BONDYE BENI OU: NARRATIVAS E COMUNIDADES DE HAITIANOS EVANGÉLICOS

Bondye beni ou: lugaridades com haitianos evangélicos

“Bondye beni ou!” é uma das saudações mais utilizadas para receber quem entra em uma
igreja evangélica haitiana. Corresponde ao nosso famoso “Deus te abençoe!”, uma saudaçãomanifestação
da faticidade religiosa que permeia os mundos da vida de quem vivencia a
experiência religiosa. Esperar que Deus abençoe alguém implica assumir tanto a existência da
divindade quanto a vida do outro. Nesse sentido, a divindade se manifesta nas relações de
alteridade no mundo vivido: é na aparição do outro que Deus abençoa. A presente pesquisa
teve como objetivo compreender aspectos da experiência religiosa evangélica de haitianos no
contexto migratório a partir da análise de lugaridades, construídas em entrevistas com
haitianos e brasileiros que tiveram experiências de migração e com imigrantes,
respectivamente. O suporte teórico-metodológico se insere na interlocução entre geografia e
fenomenologia, um encontro que tem se mostrado profícuo. Entretanto, esse encontro ainda
está por exercer influências nos estudos populacionais da ciência geográfica. Esse foi o
grande desafio que enfrentamos: encontrar caminhos para uma análise fenomenológica de
temas como o da fronteira, predominantemente estudados por outras abordagens. A partir das
noções de mundos da vida (HEIDEGGER, 2010) e geograficidade (DARDEL, 2011),
pensamos a religião como experiências do mundo vivido dos sujeitos da pesquisa que foram
narradas em contato pessoal e prolongado com a pesquisadora. Construímos nossas reflexões
a partir das referências geográficas lugar e mundo, desdobradas em nosso estudo como
mundanidades e lugaridades aqui entendidas como expressões sentidas das
microterritorialidades. Esta pesquisa surgiu de um incômodo sentido quando já estávamos em
campo.

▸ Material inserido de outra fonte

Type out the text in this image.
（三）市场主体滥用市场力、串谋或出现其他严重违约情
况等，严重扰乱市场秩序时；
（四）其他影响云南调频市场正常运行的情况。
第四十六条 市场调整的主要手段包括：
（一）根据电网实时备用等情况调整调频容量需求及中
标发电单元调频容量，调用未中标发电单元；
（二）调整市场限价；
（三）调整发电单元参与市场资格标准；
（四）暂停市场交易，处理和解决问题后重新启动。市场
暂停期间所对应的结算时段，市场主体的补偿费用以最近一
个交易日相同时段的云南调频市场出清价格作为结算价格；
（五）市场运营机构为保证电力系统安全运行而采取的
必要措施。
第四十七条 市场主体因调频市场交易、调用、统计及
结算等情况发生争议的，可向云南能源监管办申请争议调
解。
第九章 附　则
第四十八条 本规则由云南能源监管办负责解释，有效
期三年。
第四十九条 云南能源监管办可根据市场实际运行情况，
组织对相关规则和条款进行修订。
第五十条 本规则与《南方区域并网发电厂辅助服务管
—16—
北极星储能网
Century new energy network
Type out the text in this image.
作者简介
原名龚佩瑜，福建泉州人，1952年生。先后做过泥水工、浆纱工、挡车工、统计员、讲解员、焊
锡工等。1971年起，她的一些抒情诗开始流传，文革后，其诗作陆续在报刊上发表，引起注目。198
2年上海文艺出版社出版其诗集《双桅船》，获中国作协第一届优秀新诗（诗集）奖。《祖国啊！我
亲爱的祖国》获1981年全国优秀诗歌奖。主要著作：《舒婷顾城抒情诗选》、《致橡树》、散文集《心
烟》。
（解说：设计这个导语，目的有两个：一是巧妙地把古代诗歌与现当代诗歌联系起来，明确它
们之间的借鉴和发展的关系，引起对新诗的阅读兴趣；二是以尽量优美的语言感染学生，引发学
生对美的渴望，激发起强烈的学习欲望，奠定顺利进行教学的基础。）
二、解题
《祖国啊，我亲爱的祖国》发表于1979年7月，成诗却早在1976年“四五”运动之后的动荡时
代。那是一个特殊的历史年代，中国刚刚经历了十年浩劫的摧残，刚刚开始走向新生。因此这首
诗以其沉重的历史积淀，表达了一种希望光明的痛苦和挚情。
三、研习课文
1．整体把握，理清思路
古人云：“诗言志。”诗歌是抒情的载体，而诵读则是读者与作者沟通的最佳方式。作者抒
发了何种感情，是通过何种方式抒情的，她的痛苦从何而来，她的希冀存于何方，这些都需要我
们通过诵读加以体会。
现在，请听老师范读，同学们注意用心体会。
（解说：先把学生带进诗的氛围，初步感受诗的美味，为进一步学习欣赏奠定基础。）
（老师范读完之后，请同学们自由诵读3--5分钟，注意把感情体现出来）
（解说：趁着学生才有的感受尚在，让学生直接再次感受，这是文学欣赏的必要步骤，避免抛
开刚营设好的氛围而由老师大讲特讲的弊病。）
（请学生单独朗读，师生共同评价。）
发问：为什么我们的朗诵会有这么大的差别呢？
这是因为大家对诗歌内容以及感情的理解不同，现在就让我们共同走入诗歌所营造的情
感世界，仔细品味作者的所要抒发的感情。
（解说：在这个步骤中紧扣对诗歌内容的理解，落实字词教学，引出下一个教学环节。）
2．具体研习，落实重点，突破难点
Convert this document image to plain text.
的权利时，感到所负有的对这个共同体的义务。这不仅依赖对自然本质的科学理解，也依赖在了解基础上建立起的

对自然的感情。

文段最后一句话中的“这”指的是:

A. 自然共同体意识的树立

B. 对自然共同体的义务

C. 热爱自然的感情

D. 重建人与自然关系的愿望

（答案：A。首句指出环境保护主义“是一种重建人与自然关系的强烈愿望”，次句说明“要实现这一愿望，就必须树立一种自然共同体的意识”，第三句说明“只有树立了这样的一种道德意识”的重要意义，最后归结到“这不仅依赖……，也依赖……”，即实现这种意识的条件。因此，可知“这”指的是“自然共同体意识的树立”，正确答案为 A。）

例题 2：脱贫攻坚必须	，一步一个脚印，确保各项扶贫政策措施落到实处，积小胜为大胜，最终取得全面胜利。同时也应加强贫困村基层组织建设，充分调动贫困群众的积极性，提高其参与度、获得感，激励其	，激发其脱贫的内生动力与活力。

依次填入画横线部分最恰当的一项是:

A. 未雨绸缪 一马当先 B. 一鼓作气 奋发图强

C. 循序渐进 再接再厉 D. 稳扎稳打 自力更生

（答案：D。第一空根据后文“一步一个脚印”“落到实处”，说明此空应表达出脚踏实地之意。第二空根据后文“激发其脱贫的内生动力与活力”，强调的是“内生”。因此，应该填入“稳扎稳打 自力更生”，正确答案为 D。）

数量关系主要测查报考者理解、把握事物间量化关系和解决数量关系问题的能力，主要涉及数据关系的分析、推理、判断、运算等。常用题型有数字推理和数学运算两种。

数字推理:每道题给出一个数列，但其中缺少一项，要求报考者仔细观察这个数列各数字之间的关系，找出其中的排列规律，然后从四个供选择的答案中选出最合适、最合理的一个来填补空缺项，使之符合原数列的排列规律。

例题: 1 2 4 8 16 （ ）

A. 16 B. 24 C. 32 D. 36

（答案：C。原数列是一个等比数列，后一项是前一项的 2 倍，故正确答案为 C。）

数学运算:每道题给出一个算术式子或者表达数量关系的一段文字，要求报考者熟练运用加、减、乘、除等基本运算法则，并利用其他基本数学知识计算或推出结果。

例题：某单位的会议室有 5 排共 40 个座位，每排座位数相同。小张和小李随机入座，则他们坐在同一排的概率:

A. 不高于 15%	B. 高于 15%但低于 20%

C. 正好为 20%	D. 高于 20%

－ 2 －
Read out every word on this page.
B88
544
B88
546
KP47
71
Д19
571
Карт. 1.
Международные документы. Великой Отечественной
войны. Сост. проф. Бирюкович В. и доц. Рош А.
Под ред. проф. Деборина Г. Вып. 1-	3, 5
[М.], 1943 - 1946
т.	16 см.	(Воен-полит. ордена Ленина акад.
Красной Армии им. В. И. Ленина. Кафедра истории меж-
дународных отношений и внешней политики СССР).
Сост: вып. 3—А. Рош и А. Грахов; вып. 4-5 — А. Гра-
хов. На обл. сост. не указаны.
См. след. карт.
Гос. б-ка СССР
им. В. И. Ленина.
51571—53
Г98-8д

Ao lermos notícias sobre a comunidade pesquisada, percebemos que as ideias
subjacentes não manifestavam o que os membros da comunidade pensavam sobre si mesmos.
As ideias divulgadas na mídia e em entrevistas com estudiosos reforçavam a posição de que a
abertura de igrejas evangélicas por haitianos responderia unicamente a que eles estariam
sendo manipulados pelas igrejas evangélicas brasileiras as quais estariam promovendo a
despersonalização da haitianidade, como se esta tivesse apenas um modo de ser-no-mundo.
No período de nossa pesquisa, vivenciamos a construção de uma nova lugaridade religiosa.
Insatisfeita com a estrutura organizacional brasileira, que tolerava as diferenças mas requeria
uma uniformização progressiva, assim como com os conflitos de compreensão sobre as
relações de membresia, a comunidade haitiana pesquisada, sob a liderança de seu pastor
também haitiano, decidiu se desvincular de uma Igreja brasileira e se filiar a outra. Limitar a
riqueza dessa experiência à vinculação de membresia ou a preconceitos disfarçados (discursos
sobre “despersonalização” ou a prova de uma suposta “inautenticidade” da fé por causa até
mesmo de hábitos de higiene) é empobrecer o sentido da experiência religiosa na vida das
pessoas. Por esses motivos, acreditamos ter alcançado o propósito deste estudo ao
desvelarmos a geograficidade em alteridade dos mundos (próprio, circundante e
compartilhado) dos haitianos evangélicos que participaram deste estudo, considerando a
experiência como escala geográfica e o sujeito como lugar ao mergulharmos em suas
narrativas a partir das quais as lugaridades dessas experiências foram construídas.